February 09, 2010

Tools of the Trade - The Spurtle


I'm a late bloomer when it comes to oatmeal.  Funny thing that - I love all things creamy.  Rice pudding, tapioca and my childhood favourite -
Cream of Wheat.

That's what I had when everyone else at the table was eating polenta, which I decidedly didn't like.  It was one of the few eating quirks I had and so my mother obliged.  Made easier by the fact that my sister didn't - and still won't - eat red tomatoes or garlic.  It was way more complicated for my mother to make lasagna, gnocchi and pizza without tomato sauce than it was for her to make up a pot of Cream of Wheat for me.  I never imagined Cream of Wheat with brown sugar instead of the parmigiano cheese I so generously sprinkled into my bowl.  So naturally oatmeal, Cream of Wheat’s first cousin, never struck me as being particularly breakfast-like.  

And then I discovered steel cut oats.  They were Cream of Wheat with a crunch.  Nutty, delicious and healthy to boot.

McCann’s became an instant staple in the kitchen.  I've already shared my recipe for overnight steel cut oatmeal with apples, but when the weekend rolls around, I don't mind spending the 30 minutes or so it takes to stir up a freshly made pot of oatmeal.

The fundamental challenge with steel cut oats is the "stick" factor.  No matter how low the heat, or how constant the stirring, there always seems to be a tipping point when the bottom of the pot becomes a mess 'o oats.  Enter the spurtle.
Dating from the 15th century, the spurtle is a kitchen utensil whose sole and express raison d’ĂȘtre is to stir oatmeal. Simple, elegant, and exactly right for what it is meant to do, my spurtle is all the more loved because its design hasn't changed for hundreds of years.  As I stir the oatmeal lazily and sip my coffee, I'm connected to an ancient cooking ritual.

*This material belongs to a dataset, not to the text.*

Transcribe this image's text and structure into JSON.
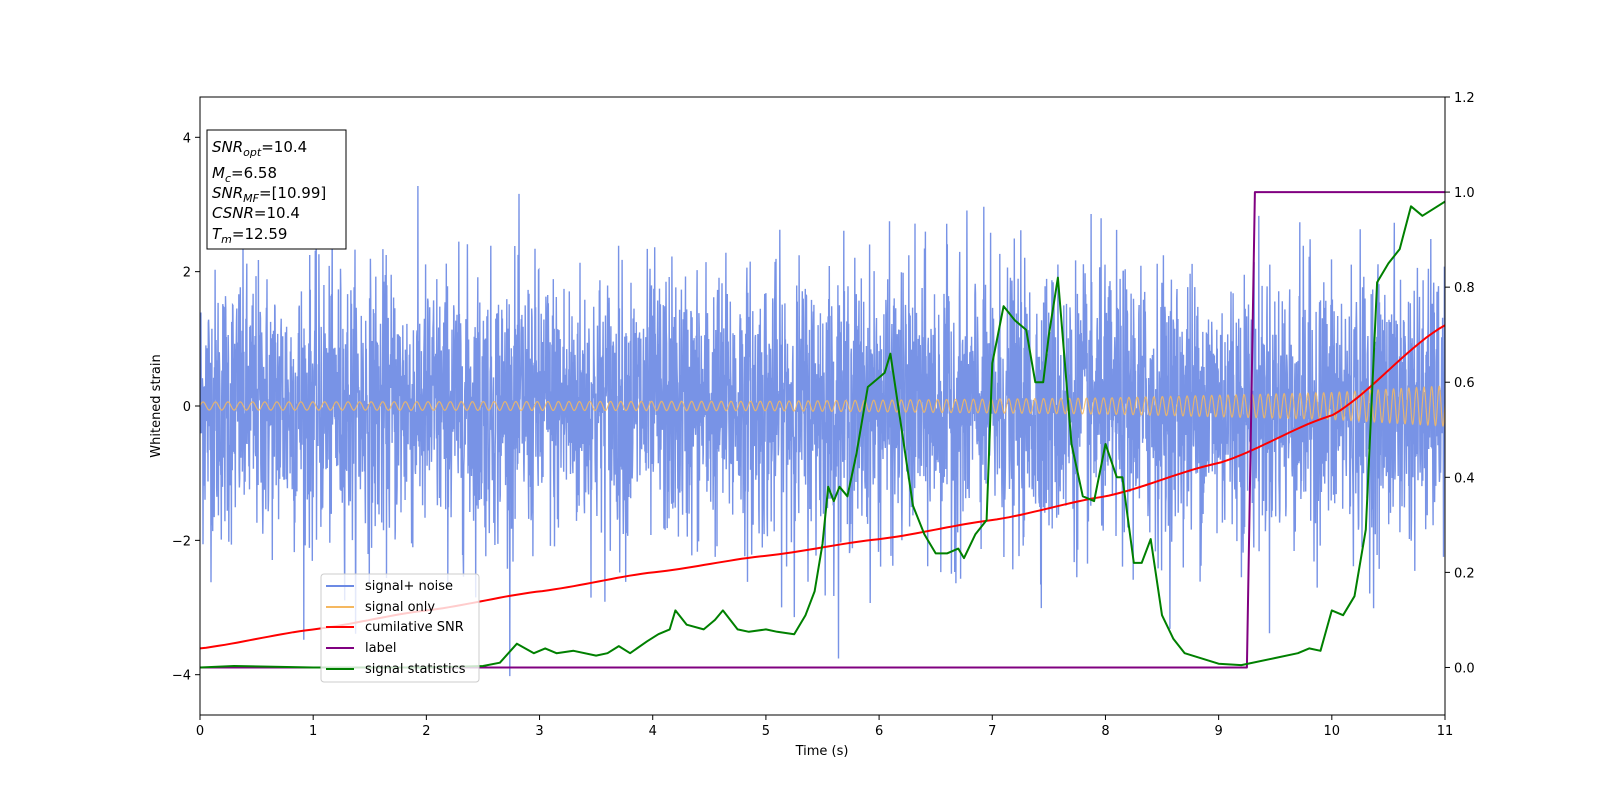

Tips for Perfect Steel Cut Oats

Bring 4 cups salted water to a firm boil  and add 1 cup steel cut oatmeal.  Let the oatmeal simmer briskly for five minutes before lowering the heat.  Cook and stir for 30 to 40 minutes until creamy but with a bit of a bite (think pasta al dente).  I'm still a bit of a purist - no brown sugar for me - but marcona almonds add a decadent touch to a perfectly wholesome breakfast.